Internet of Things is intelligence personiﬁed. Connecting devices at your home or oﬃce seamlessly- IoT is also proﬁcient at connecting devices that may not be classically associated with information technology. This creates a treasure trove of data and in the instance of inventory management, enables the creation of smart warehouses.
A smarter, productive and accurate way to manage warehouses utilises the scalability and dependability as oﬀered by the Internet of Things technology. With IoT, every item processed is tracked and recorded on inventory management systems throughout the supply chain procedure. Products can be easily located by ID numbers irrespective of where they are, and if they are inbounding as part of a shipment or are on their way to a customer’s doorstep.
There are many advantages to creating a smart warehouse with the latest supply chain technology. Devices, sensors and radio-frequency identiﬁcation (RFID) tags can enable warehouse managers to know the exact location and progress of any product at any time. “Hands-free” wearables can allow workers to move about and access information and instructions from anywhere in the warehouse without being constrained by workstations. Additionally, investing in IoT can reduce the use of manual labor, increasing speed and shipping accuracy, and oﬀer retailers an opportunity to obtain unparalleled visibility into inventory and supply chains. Many companies are already experimenting with IoT to create smart warehouses. UPS is using smart glasses in test programs to reduce the amount of labeling on packages.
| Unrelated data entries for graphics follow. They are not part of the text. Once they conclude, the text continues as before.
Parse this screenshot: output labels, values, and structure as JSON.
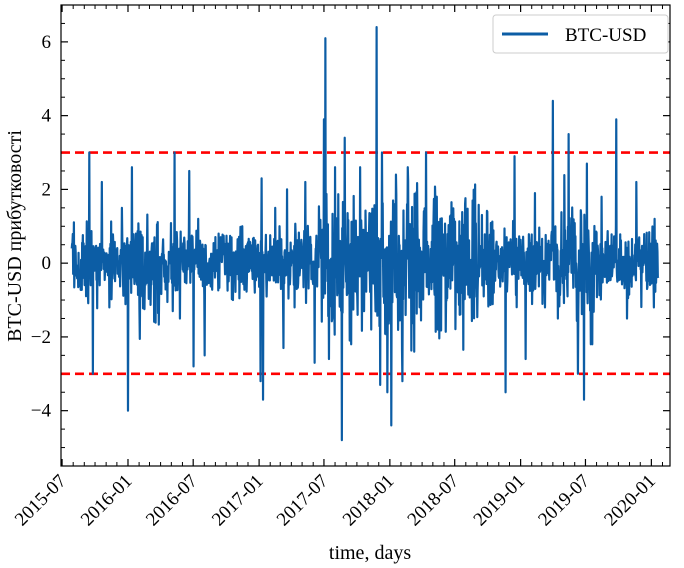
{
  "chart_data": {
    "type": "line",
    "title": "",
    "xlabel": "time, days",
    "ylabel": "BTC-USD прибутковості",
    "x_start": "2015-07-28",
    "x_end": "2020-01-20",
    "xlim": [
      "2015-06-28",
      "2020-02-22"
    ],
    "ylim": [
      -5.5,
      7.0
    ],
    "x_ticks": [
      "2015-07",
      "2016-01",
      "2016-07",
      "2017-01",
      "2017-07",
      "2018-01",
      "2018-07",
      "2019-01",
      "2019-07",
      "2020-01"
    ],
    "y_ticks": [
      -4,
      -2,
      0,
      2,
      4,
      6
    ],
    "y_tick_labels": [
      "−4",
      "−2",
      "0",
      "2",
      "4",
      "6"
    ],
    "legend": {
      "position": "top-right",
      "entries": [
        "BTC-USD"
      ]
    },
    "grid": false,
    "series": [
      {
        "name": "BTC-USD",
        "color": "#0c5da5",
        "points": [
          [
            "2015-07-28",
            0.4
          ],
          [
            "2015-08-18",
            -0.6
          ],
          [
            "2015-09-15",
            3.0
          ],
          [
            "2015-09-25",
            -3.0
          ],
          [
            "2015-10-20",
            2.2
          ],
          [
            "2015-11-10",
            -1.2
          ],
          [
            "2015-12-15",
            1.5
          ],
          [
            "2016-01-01",
            -4.0
          ],
          [
            "2016-01-12",
            2.6
          ],
          [
            "2016-02-10",
            -0.9
          ],
          [
            "2016-03-15",
            0.7
          ],
          [
            "2016-05-05",
            -1.3
          ],
          [
            "2016-05-10",
            3.0
          ],
          [
            "2016-05-25",
            -1.5
          ],
          [
            "2016-06-20",
            2.5
          ],
          [
            "2016-07-02",
            -2.8
          ],
          [
            "2016-07-15",
            1.2
          ],
          [
            "2016-08-02",
            -2.5
          ],
          [
            "2016-09-10",
            0.8
          ],
          [
            "2016-10-20",
            -1.0
          ],
          [
            "2016-11-15",
            1.0
          ],
          [
            "2016-12-20",
            -0.8
          ],
          [
            "2017-01-05",
            -3.2
          ],
          [
            "2017-01-08",
            2.3
          ],
          [
            "2017-01-12",
            -3.7
          ],
          [
            "2017-02-15",
            1.5
          ],
          [
            "2017-03-10",
            -2.3
          ],
          [
            "2017-03-20",
            2.0
          ],
          [
            "2017-04-10",
            -1.2
          ],
          [
            "2017-05-10",
            2.2
          ],
          [
            "2017-06-05",
            -2.7
          ],
          [
            "2017-07-01",
            3.9
          ],
          [
            "2017-07-05",
            6.1
          ],
          [
            "2017-07-15",
            -2.6
          ],
          [
            "2017-08-01",
            2.6
          ],
          [
            "2017-08-20",
            -4.8
          ],
          [
            "2017-08-28",
            3.4
          ],
          [
            "2017-09-15",
            -2.2
          ],
          [
            "2017-10-10",
            2.6
          ],
          [
            "2017-11-10",
            -1.8
          ],
          [
            "2017-11-25",
            6.4
          ],
          [
            "2017-12-05",
            -3.3
          ],
          [
            "2017-12-10",
            3.0
          ],
          [
            "2017-12-25",
            -3.5
          ],
          [
            "2018-01-05",
            -4.4
          ],
          [
            "2018-01-18",
            2.4
          ],
          [
            "2018-02-05",
            -3.2
          ],
          [
            "2018-02-20",
            2.6
          ],
          [
            "2018-03-10",
            -2.4
          ],
          [
            "2018-04-12",
            3.0
          ],
          [
            "2018-05-15",
            -1.8
          ],
          [
            "2018-06-20",
            1.3
          ],
          [
            "2018-07-15",
            -1.4
          ],
          [
            "2018-08-20",
            1.7
          ],
          [
            "2018-09-20",
            -0.9
          ],
          [
            "2018-10-25",
            0.5
          ],
          [
            "2018-11-20",
            -3.5
          ],
          [
            "2018-12-15",
            2.9
          ],
          [
            "2019-01-15",
            -2.6
          ],
          [
            "2019-02-10",
            1.9
          ],
          [
            "2019-03-10",
            -1.2
          ],
          [
            "2019-04-01",
            4.4
          ],
          [
            "2019-04-15",
            -1.5
          ],
          [
            "2019-05-15",
            3.5
          ],
          [
            "2019-06-10",
            -3.0
          ],
          [
            "2019-06-27",
            -3.7
          ],
          [
            "2019-07-05",
            2.7
          ],
          [
            "2019-07-20",
            -2.2
          ],
          [
            "2019-08-15",
            1.8
          ],
          [
            "2019-09-25",
            3.9
          ],
          [
            "2019-10-25",
            -1.5
          ],
          [
            "2019-11-20",
            2.2
          ],
          [
            "2019-12-20",
            -0.7
          ],
          [
            "2020-01-10",
            1.2
          ],
          [
            "2020-01-20",
            -0.4
          ]
        ]
      }
    ],
    "reference_lines": [
      {
        "y": 3,
        "color": "#ff0000",
        "style": "dashed"
      },
      {
        "y": -3,
        "color": "#ff0000",
        "style": "dashed"
      }
    ]
  }
}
Athletic sportswear company Lids is using an Internet of Everything (IoE)-based robotics system to make its warehouse more eﬃcient, with robotic carts that pick products, place them in bins and deliver them to workers. On a larger scale, many companies such as Amazon are now even using autonomous robots in their warehouses.
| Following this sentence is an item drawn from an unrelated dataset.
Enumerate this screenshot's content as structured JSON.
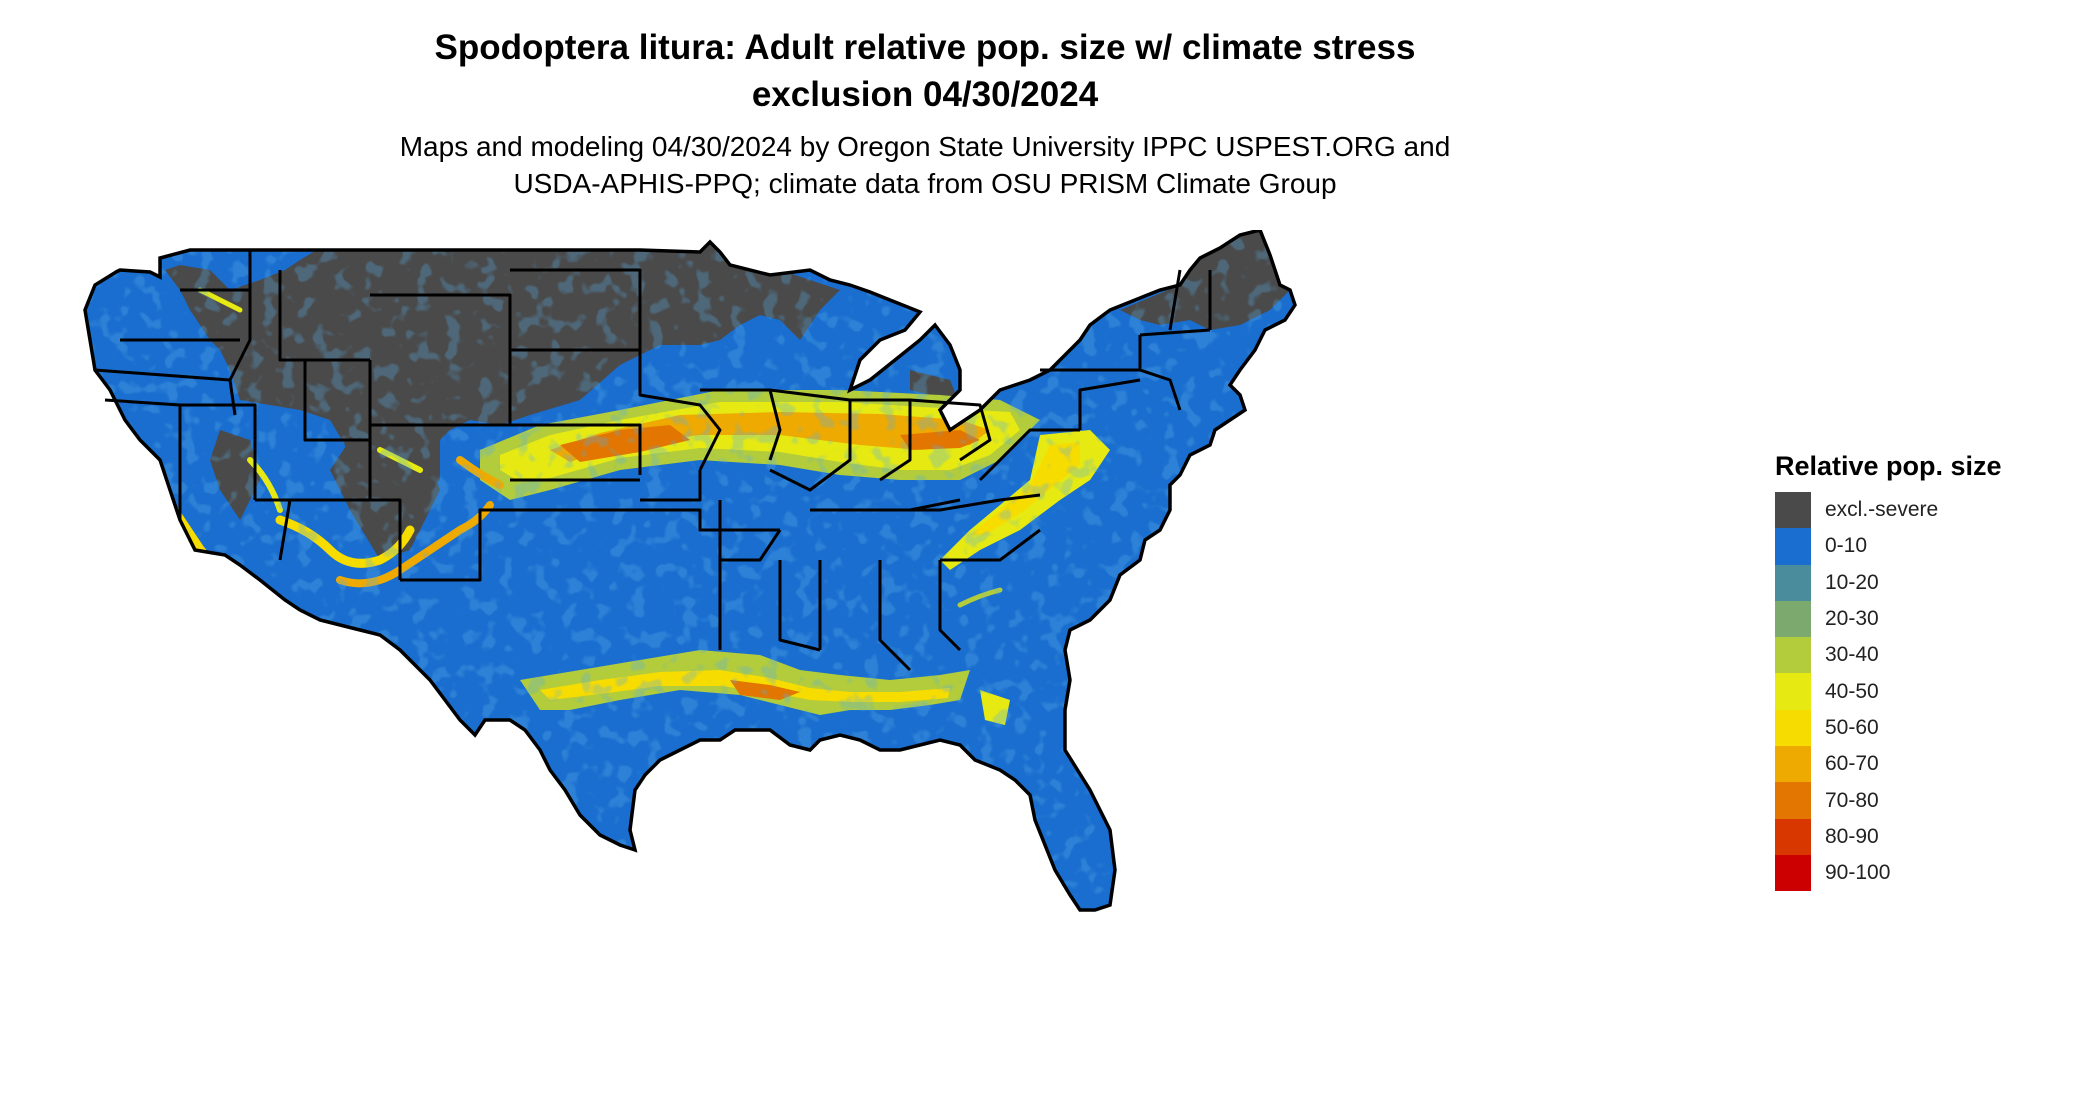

Many manufacturing, warehouse and distribution facilities focus on condition monitoring or predictive maintenance solutions for the larger motors, drives and gear boxes but fail to take into consideration mission-critical equipment like smaller motors, bearings, rollers, conveyors, water pumps, etc. By and large, the maintenance for these happens on an inefficient, planned schedule at best, or only after the damage is done, at worst. An unplanned motor failure can cause a line-down situation ranging anywhere from a couple of hours to several days, resulting in downtime. While unplanned maintenance is more disruptive and expensive than routine scheduled maintenance, the best condition monitoring solution is one which predicts failure or presents the deterioration rate for any equipment that has the potential to cause downtime, in time to react. Bluvision’s Advanced Condition Monitoring uses machine learning and Artificial Intelligence (A.I.) to predict failure on any motor or mechanical equipment, weeks or months before the failure happens.
The sensors in BEEKs Industrial BLE beacon, collects historical vibration data and establishes a motion fingerprint of each individual motor or mechanical device. These fingerprints are collected over a short period of time where the monitored asset is operated normally and is run through all possible stages of operation. (Eg: Motor off/motor at low speed/motor at high speed, etc.)
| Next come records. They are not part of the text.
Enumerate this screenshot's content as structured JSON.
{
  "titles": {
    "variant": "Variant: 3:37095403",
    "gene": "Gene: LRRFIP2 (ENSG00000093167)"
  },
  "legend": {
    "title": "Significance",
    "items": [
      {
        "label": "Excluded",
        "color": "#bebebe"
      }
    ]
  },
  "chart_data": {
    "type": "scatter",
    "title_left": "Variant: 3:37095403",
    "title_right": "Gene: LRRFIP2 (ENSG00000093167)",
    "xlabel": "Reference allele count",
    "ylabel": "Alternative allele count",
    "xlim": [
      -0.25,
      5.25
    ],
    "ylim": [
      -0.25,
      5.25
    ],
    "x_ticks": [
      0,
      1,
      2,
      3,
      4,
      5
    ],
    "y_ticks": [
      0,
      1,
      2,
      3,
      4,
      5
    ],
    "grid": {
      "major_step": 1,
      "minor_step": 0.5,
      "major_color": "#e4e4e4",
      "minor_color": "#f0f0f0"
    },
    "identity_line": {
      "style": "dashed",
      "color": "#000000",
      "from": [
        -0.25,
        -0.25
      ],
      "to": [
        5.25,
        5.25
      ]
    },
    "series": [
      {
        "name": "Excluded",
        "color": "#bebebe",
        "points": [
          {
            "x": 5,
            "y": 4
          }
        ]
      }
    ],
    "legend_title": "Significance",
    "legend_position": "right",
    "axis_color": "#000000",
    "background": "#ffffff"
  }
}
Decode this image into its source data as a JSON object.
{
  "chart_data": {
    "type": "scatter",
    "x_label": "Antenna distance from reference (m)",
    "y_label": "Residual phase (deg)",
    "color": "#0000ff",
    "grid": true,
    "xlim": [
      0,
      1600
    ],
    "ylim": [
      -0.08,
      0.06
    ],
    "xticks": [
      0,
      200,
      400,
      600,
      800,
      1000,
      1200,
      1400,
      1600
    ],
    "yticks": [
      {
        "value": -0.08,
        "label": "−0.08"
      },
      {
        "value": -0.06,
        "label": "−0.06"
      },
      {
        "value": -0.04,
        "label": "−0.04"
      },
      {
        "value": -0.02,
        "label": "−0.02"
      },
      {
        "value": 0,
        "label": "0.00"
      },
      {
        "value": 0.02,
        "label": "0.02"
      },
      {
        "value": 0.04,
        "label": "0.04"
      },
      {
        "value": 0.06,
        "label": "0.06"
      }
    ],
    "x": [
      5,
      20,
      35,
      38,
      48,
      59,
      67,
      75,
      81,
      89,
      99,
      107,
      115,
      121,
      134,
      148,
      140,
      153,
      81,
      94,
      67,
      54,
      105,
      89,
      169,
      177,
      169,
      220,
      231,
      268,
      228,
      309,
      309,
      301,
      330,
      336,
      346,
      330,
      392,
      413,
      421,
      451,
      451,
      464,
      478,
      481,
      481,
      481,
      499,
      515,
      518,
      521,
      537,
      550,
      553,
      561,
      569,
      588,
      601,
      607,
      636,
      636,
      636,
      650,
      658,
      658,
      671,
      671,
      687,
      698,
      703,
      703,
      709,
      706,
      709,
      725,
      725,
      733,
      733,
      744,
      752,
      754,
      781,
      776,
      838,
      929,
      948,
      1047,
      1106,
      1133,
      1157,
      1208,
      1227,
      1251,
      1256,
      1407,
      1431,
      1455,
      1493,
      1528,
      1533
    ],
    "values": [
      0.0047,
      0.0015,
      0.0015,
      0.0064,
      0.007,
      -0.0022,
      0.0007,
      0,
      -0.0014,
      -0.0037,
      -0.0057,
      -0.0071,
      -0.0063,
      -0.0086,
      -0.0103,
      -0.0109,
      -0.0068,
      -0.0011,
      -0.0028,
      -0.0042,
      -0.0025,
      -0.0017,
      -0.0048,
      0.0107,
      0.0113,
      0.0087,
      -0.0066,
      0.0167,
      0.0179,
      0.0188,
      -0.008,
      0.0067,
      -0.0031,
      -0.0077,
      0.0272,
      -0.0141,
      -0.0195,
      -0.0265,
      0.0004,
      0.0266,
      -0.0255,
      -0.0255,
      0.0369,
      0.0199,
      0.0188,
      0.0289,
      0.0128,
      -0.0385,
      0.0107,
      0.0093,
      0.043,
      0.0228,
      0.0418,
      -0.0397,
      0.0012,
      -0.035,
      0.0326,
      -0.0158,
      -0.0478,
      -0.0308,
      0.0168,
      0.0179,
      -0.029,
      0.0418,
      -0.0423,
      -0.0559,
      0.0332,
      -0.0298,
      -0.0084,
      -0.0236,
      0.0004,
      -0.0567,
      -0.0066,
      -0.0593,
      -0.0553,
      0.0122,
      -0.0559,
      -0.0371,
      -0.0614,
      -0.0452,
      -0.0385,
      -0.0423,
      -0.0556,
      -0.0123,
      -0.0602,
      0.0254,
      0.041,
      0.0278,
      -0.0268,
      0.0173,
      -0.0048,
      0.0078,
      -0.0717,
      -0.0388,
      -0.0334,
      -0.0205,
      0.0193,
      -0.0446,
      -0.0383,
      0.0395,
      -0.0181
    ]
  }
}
Bluvision’s Condition Monitoring is based on multiple events and not just when a single anomaly is detected. While evaluating the new RMS and peak-to-peak values against the training stage, policies and alerts can be created for:
Bluvision’s solution, apart from being equipment agnostic, requires minimal hardware – sensor beacons to mount on the equipment and BluFi – WiFi gateways. Each gateway can manage hundreds of sensor beacons concurrently. Our Bluzone cloud allows for user-defined alerts and for fleet management so users can check status and health of thousands of beacons at the same time.
Our Condition Monitoring solution studies the motion in all 3-axis – x, y and z. More precisely, we use RMS (Root Mean Square), peak-to-peak, which provides the entire range of motion. The machine learning calculations are performed within the individual beacons with only peak-to-peak data (Low speed @ 10 Hz and high speed @ 800 Hz) transmitted to the cloud, thereby saving battery and ensuring the user doesn’t have to go through tons of unnecessary data to analyze and detect anomaly.
Most importantly Bluvision’s equipment agnostic solution is designed to understand the motion and predict the failure of any mechanical device providing factories and enterprises the ability to optimize operational and process flow with avoidable downtime.